1 oz fresh lemon juice
1/2 oz passion fruit syrup
1/4 oz grenadine
1 1/2 oz bourbon (I actually used rye, but who's counting?)
8 oz (1 cup) crushed ice

Put all ingredients in a blender and process on high for 5 seconds. Pour it, without straining, into a tall glass, adding more crushed ice if necessary to fill.

(recipe adapted from Jeff Berry and Annene Kaye, Beachbum Berry's Grog Log, p.66)
Oh man, this is a beautiful drink. Tart, sweet, ice cold, what more could you ask for? The passion fruit syrup just punches you in the nose with a ripe fruit flavor when you open the bottle, and the grenadine is sweet and bright, with an additional floral tartness from the hibiscus. I used rye in this drink, because it's what I had on hand, but even so, the syrups and lemon juice more than hold their own against it. It's kind of a Polynesian Ward Eight, and sipping one of these on a summer night with fireflies twinkling and Martin Denny or Arthur Lyman on the HiFi is going to be a little slice of heaven by way of some exotic port of call.

I'm very much looking forward to trying the other Trader Tiki syrups when I can get enough varieties of rum to do them justice in all sorts of Tiki drinks!

Port Light
(FCC disclaimer: the branded products named in this post were received at no cost to me, not for review or promotional consideration purposes, but as a prize in a random giveaway.)

July 4, 2010

"Well, help yourself...because of the debt of honor to General Lafayette!"

"You know your own history, right?

You don't know who he is, do you?! What was it? The Spanish-American War? The French Banana War? What? The Revolutionary War! Hung out with Washington. Lafayette. Street named after him in New York. Forget it!"

Yes, only a warped mind would think "Oh, America's Independence Day! Let's reference a British transvestite comedian! It'll be brilliant!" Lucky for you, dear readers, you're dealing with a mind that is precisely that warped.

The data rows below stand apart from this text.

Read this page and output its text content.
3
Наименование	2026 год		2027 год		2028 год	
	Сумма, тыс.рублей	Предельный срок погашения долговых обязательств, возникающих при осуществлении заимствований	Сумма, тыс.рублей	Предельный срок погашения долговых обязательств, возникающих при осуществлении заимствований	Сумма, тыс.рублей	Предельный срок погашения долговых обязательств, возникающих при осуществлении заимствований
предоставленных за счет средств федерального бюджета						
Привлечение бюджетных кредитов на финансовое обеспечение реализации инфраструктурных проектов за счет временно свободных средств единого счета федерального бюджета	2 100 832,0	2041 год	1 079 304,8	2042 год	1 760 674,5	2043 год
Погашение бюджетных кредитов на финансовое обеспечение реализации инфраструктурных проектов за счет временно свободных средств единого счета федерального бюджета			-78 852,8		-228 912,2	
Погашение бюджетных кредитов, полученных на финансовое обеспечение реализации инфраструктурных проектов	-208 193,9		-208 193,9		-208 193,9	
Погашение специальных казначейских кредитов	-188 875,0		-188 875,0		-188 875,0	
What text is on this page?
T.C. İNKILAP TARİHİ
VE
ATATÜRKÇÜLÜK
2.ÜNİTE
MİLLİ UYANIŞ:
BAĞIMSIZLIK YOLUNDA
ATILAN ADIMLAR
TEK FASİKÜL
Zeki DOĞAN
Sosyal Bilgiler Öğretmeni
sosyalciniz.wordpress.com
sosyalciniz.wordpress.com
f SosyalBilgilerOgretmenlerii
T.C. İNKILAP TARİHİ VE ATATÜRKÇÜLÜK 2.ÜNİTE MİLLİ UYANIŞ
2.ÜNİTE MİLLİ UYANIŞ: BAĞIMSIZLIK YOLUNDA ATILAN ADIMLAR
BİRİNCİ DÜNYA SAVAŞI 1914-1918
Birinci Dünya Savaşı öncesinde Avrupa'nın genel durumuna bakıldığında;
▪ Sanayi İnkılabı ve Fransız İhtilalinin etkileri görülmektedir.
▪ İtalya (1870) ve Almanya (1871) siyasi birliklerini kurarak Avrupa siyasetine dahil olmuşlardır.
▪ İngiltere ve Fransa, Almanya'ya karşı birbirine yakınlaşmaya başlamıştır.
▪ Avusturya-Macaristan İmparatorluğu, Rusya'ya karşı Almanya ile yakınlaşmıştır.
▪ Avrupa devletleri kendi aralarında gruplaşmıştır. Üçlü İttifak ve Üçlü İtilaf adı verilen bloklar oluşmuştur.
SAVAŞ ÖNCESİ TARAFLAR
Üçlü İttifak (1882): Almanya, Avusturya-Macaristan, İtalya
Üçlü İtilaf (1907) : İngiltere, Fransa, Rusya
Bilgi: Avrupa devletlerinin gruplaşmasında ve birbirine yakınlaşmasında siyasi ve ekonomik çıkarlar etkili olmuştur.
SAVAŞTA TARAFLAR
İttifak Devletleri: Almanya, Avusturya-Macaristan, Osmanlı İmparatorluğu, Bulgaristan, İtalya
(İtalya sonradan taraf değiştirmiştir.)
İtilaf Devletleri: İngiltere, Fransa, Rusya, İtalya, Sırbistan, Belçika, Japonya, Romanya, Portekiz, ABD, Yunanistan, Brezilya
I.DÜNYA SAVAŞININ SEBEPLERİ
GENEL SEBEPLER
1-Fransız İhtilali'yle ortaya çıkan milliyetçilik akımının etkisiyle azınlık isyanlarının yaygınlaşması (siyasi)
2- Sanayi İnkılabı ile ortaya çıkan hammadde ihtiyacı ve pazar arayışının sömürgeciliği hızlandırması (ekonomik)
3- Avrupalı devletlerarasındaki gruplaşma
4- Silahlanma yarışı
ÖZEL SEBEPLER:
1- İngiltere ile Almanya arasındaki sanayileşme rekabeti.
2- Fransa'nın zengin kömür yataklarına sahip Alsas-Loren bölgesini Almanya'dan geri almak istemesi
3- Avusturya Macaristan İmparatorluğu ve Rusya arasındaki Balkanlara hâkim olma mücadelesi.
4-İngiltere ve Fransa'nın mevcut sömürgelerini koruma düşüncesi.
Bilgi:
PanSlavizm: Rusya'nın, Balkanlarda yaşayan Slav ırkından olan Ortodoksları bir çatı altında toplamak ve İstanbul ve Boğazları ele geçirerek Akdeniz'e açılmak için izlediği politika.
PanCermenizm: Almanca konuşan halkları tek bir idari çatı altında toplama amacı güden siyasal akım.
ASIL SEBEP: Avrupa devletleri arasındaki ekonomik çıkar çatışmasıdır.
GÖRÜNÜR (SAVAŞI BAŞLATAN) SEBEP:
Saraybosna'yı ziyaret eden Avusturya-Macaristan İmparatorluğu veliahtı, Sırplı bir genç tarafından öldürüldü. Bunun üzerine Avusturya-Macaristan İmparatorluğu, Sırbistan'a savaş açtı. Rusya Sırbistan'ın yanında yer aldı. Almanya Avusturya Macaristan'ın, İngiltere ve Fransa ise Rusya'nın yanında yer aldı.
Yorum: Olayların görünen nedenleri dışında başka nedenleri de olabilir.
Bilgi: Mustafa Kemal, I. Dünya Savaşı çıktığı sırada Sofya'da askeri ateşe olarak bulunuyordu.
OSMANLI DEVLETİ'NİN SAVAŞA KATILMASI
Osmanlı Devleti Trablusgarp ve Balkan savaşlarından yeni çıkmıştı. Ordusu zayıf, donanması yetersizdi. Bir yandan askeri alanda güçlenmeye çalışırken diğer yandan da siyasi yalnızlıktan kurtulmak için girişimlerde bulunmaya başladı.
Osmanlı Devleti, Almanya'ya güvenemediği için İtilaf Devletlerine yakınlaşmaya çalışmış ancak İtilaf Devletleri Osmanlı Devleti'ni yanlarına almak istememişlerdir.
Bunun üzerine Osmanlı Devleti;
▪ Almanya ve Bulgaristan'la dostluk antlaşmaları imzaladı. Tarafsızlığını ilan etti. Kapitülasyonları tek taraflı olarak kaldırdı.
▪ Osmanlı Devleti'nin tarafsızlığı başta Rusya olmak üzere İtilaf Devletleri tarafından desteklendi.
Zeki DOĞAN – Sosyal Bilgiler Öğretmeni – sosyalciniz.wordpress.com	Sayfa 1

I've missed you! Have you missed me? No? Oh well. I've also missed being able to taste and being able to go ten minutes without coughing, sneezing or generally wanting to vacuum out various body cavities with a straw duct-taped to a shop-vac. Stupid sinuses. Stupid lungs.

Anyway, I'm rambling. Sorry. That quote above from Eddie Izzard really is germane to the post tonight though. Because I enjoy being contrary, and thought I'd post a drink named after General Lafayette. My understanding of this drink is that it's intended to be a blending of US culture and French culture (with a little West Indies thrown in for good measure) and so it seems fitting. On the 234th anniversary of the final approval of the text of America's Declaration of Independence (the signing didn't actually happen until August 2nd), I give you:
The Lafayette Cocktail

1 1/2 oz rye whiskey
1/2 oz dry vermouth
1/2 oz Dubonnet (rouge)
1 dash Angostura bitters (I added a dash of Bittercube's Jamaican Bitters #2, as well)

Stir all well with ice and strain into a chilled cocktail glass.
The rye is very much an American spirit, and the Dubonnet and dry vermouth, of course, are French. The bitters, well, they're of Caribbean origin, but we'll let that slide...some Colonial Americans were, too, after all.

Taste-wise, it's pretty much a dry Manhattan, but the quinquina nature of the Dubonnet makes it a little bit different. Still, there are definitely worse ways to toast the nascent events that started my country on the often rocky road to independence. Happy Independence Day, to my American readers, and I hope my foreign readers will raise their glasses, too...America may not be perfect, but lord knows we've tried, and that's gotta count for something.